Baca Juga: Fintech aggregator AturDuit catatkan 12 juta pengguna per tahun
Sementara itu, Direktur PT Bank Central Asia Tbk (BCA) Santoso Liem juga menyerukan hal serupa. Menurut catatan perusahaan, faktanya total transaksi uang elektronik BCA yang terdiri dari Flazz, Sakuku, KlikPay dan OneKlik tetap mengalami peningkatan.
"Transaksi uang elektronik BCA meningkat 60% jika dibandingkan dengan tahun lalu," terangnya. Bank swasta terbesar di Tanah Air ini juga menyatakan dari jumlah tersebut, sebanyak 98% berasal dari transaksi Flazz.
Santoso menambahkan, dari sisi nilai transaksi keseluruhan uang elektronik BCA juga ikut mengalami pertumbuhan hingga mencapai 59% secara yoy mencapai sebesar Rp 8 triliun. Dari nilai tersebut, sebanyak 63% bersumber dari transaksi Flazz yang didominasi sektor transportasi.
Setali tiga uang, Sri Indira, General Manager Electronic Banking PT Bank Negara Indonesia Tbk (BNI) memandang bahwa penurunan jumlah saldo uang elektronik perbankan kemungkinan besar disebabkan adanya peralihan transaksi masyarakat ke uang elektronik berbasis server.

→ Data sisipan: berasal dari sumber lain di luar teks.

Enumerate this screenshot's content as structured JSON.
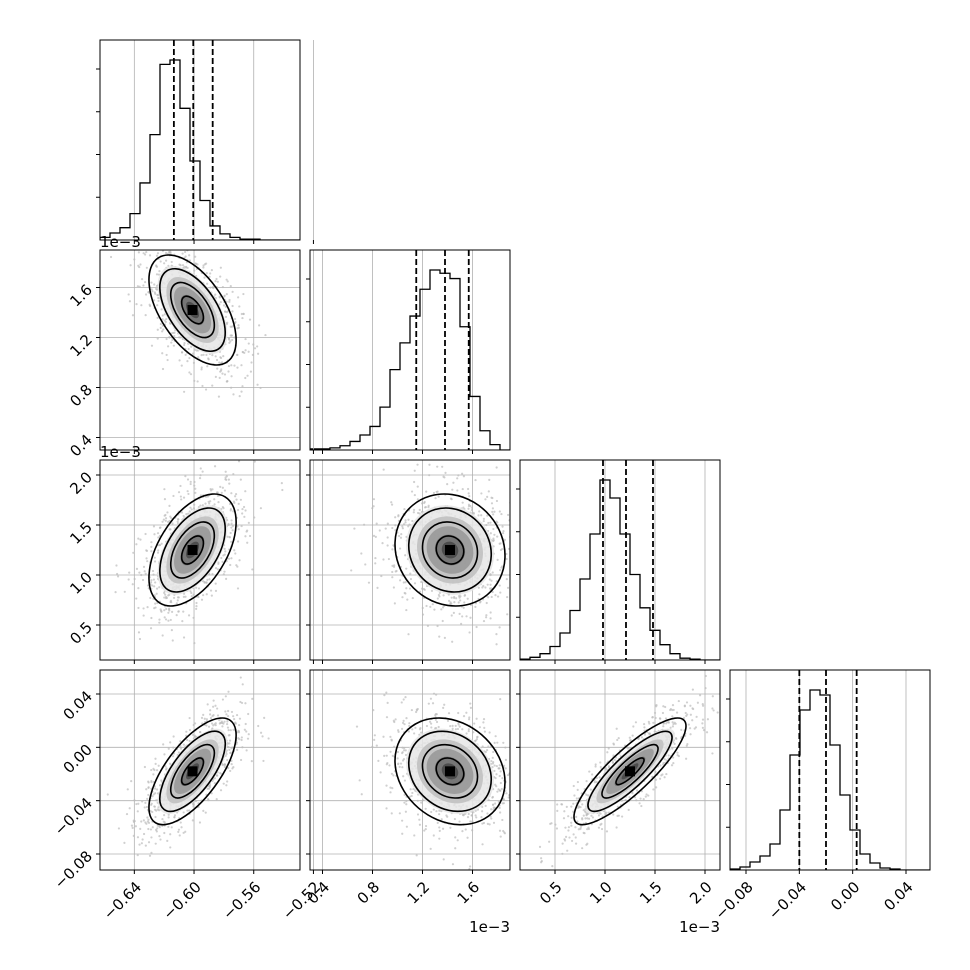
{
  "chart_data": {
    "type": "corner",
    "dimensions": [
      {
        "ticks": [
          -0.64,
          -0.6,
          -0.56,
          -0.52
        ],
        "tick_labels": [
          "−0.64",
          "−0.60",
          "−0.56",
          "−0.52"
        ],
        "range": [
          -0.663,
          -0.529
        ],
        "offset_label": ""
      },
      {
        "ticks": [
          0.4,
          0.8,
          1.2,
          1.6
        ],
        "tick_labels": [
          "0.4",
          "0.8",
          "1.2",
          "1.6"
        ],
        "range": [
          0.3,
          1.9
        ],
        "offset_label": "1e−3"
      },
      {
        "ticks": [
          0.5,
          1.0,
          1.5,
          2.0
        ],
        "tick_labels": [
          "0.5",
          "1.0",
          "1.5",
          "2.0"
        ],
        "range": [
          0.15,
          2.15
        ],
        "offset_label": "1e−3"
      },
      {
        "ticks": [
          -0.08,
          -0.04,
          0.0,
          0.04
        ],
        "tick_labels": [
          "−0.08",
          "−0.04",
          "0.00",
          "0.04"
        ],
        "range": [
          -0.092,
          0.058
        ],
        "offset_label": ""
      }
    ],
    "histograms": [
      {
        "bins_start": -0.663,
        "bin_width": 0.0067,
        "counts": [
          3,
          8,
          14,
          30,
          65,
          120,
          200,
          205,
          150,
          90,
          45,
          16,
          7,
          3,
          1,
          1,
          0,
          0,
          0,
          0
        ],
        "quantiles": [
          -0.6135,
          -0.6005,
          -0.5875
        ]
      },
      {
        "bins_start": 0.3,
        "bin_width": 0.08,
        "counts": [
          1,
          1,
          2,
          4,
          8,
          14,
          22,
          40,
          75,
          100,
          125,
          150,
          168,
          165,
          160,
          115,
          50,
          18,
          5,
          0
        ],
        "quantiles": [
          1.15,
          1.38,
          1.57
        ]
      },
      {
        "bins_start": 0.15,
        "bin_width": 0.1,
        "counts": [
          1,
          3,
          7,
          15,
          30,
          55,
          90,
          140,
          200,
          180,
          140,
          95,
          58,
          33,
          17,
          7,
          2,
          1,
          0,
          0
        ],
        "quantiles": [
          0.98,
          1.21,
          1.48
        ]
      },
      {
        "bins_start": -0.092,
        "bin_width": 0.0075,
        "counts": [
          1,
          3,
          8,
          14,
          26,
          60,
          115,
          160,
          180,
          175,
          125,
          75,
          40,
          16,
          7,
          2,
          1,
          0,
          0,
          0
        ],
        "quantiles": [
          -0.04,
          -0.02,
          0.003
        ]
      }
    ],
    "pairs": [
      {
        "i": 1,
        "j": 0,
        "mean": [
          -0.601,
          1.42
        ],
        "sd": [
          0.0146,
          0.22
        ],
        "r": -0.55
      },
      {
        "i": 2,
        "j": 0,
        "mean": [
          -0.601,
          1.25
        ],
        "sd": [
          0.0146,
          0.28
        ],
        "r": 0.5
      },
      {
        "i": 2,
        "j": 1,
        "mean": [
          1.42,
          1.25
        ],
        "sd": [
          0.22,
          0.28
        ],
        "r": -0.1
      },
      {
        "i": 3,
        "j": 0,
        "mean": [
          -0.601,
          -0.018
        ],
        "sd": [
          0.0146,
          0.02
        ],
        "r": 0.68
      },
      {
        "i": 3,
        "j": 1,
        "mean": [
          1.42,
          -0.018
        ],
        "sd": [
          0.22,
          0.02
        ],
        "r": -0.2
      },
      {
        "i": 3,
        "j": 2,
        "mean": [
          1.25,
          -0.018
        ],
        "sd": [
          0.28,
          0.02
        ],
        "r": 0.85
      }
    ],
    "contour_levels_sigma": [
      0.5,
      1.0,
      1.5,
      2.0
    ],
    "grid": true,
    "colors": {
      "hist": "#000000",
      "points": "#bcbcbc",
      "density": "#000000",
      "grid": "#b0b0b0"
    }
  }
}
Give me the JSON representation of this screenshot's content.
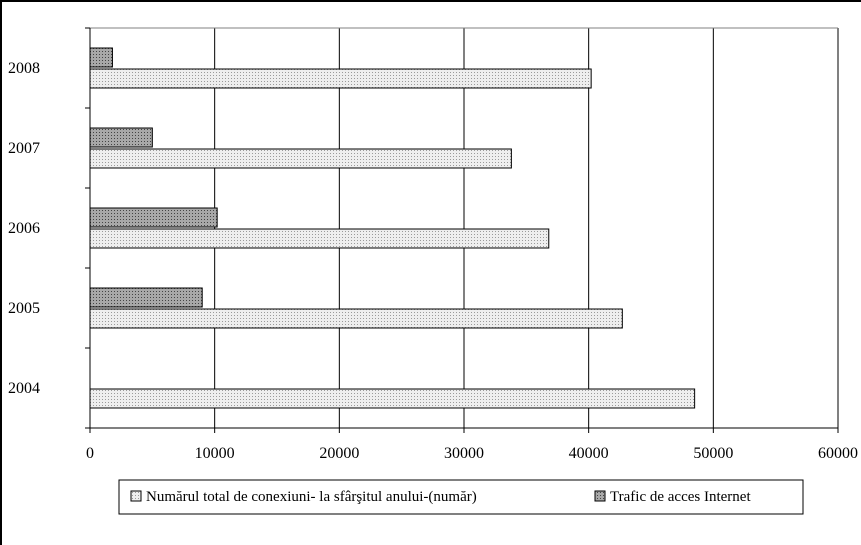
{
  "chart_data": {
    "type": "bar",
    "orientation": "horizontal",
    "categories": [
      "2004",
      "2005",
      "2006",
      "2007",
      "2008"
    ],
    "series": [
      {
        "name": "Numărul total de conexiuni- la sfârşitul anului-(număr)",
        "values": [
          48500,
          42700,
          36800,
          33800,
          40200
        ],
        "color": "#e2e2e2",
        "pattern": "light-dotted"
      },
      {
        "name": "Trafic de acces Internet",
        "values": [
          null,
          9000,
          10200,
          5000,
          1800
        ],
        "color": "#9a9a9a",
        "pattern": "dark-dotted"
      }
    ],
    "xlim": [
      0,
      60000
    ],
    "x_ticks": [
      "0",
      "10000",
      "20000",
      "30000",
      "40000",
      "50000",
      "60000"
    ],
    "grid": "vertical",
    "legend_position": "bottom",
    "title": "",
    "xlabel": "",
    "ylabel": ""
  }
}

Namun, pihaknya tidak khawatir bahwa hal tersebut bakal mengganggu bisnis bank, sebab menurutnya ada beberapa titik pembayaran yang masih belum bisa menggunakan uang elektronik berbasis server.
Baca Juga: Jelang deadline, OJK menyebut masih ada sepuluh multifinance bermodal cekak
Namun, bank berlogo 46 ini tidak menampik bahwa penurunan alias peralihan dana uang elektronik ini akan terus berlanjut ke depannya. Hal ini disebabkan mulai bergesernya kebutuhan transaksi masyarakat sehari-hari. "Pasti (berlanjut) lihat saja dalam kehidupan sehari-hari. Tergantung aplikasi di masyarakat," ujarnya.
Sebagai informasi saja, per September 2019 jumlah kartu uang elektronik yang dikeluarkan oleh BNI sudah mencapai 6 juta kartu atau mengalami peningkatan sebesar 42% dari tahun sebelumnya sebanyak 4,23 juta.
Dari jumlah tersebut, total transaksi masih meningkat 13,9% yoy menjadi 44 juta transaksi dengan nilai transaksi menembus Rp 873 miliar atau naik 46,8% yoy.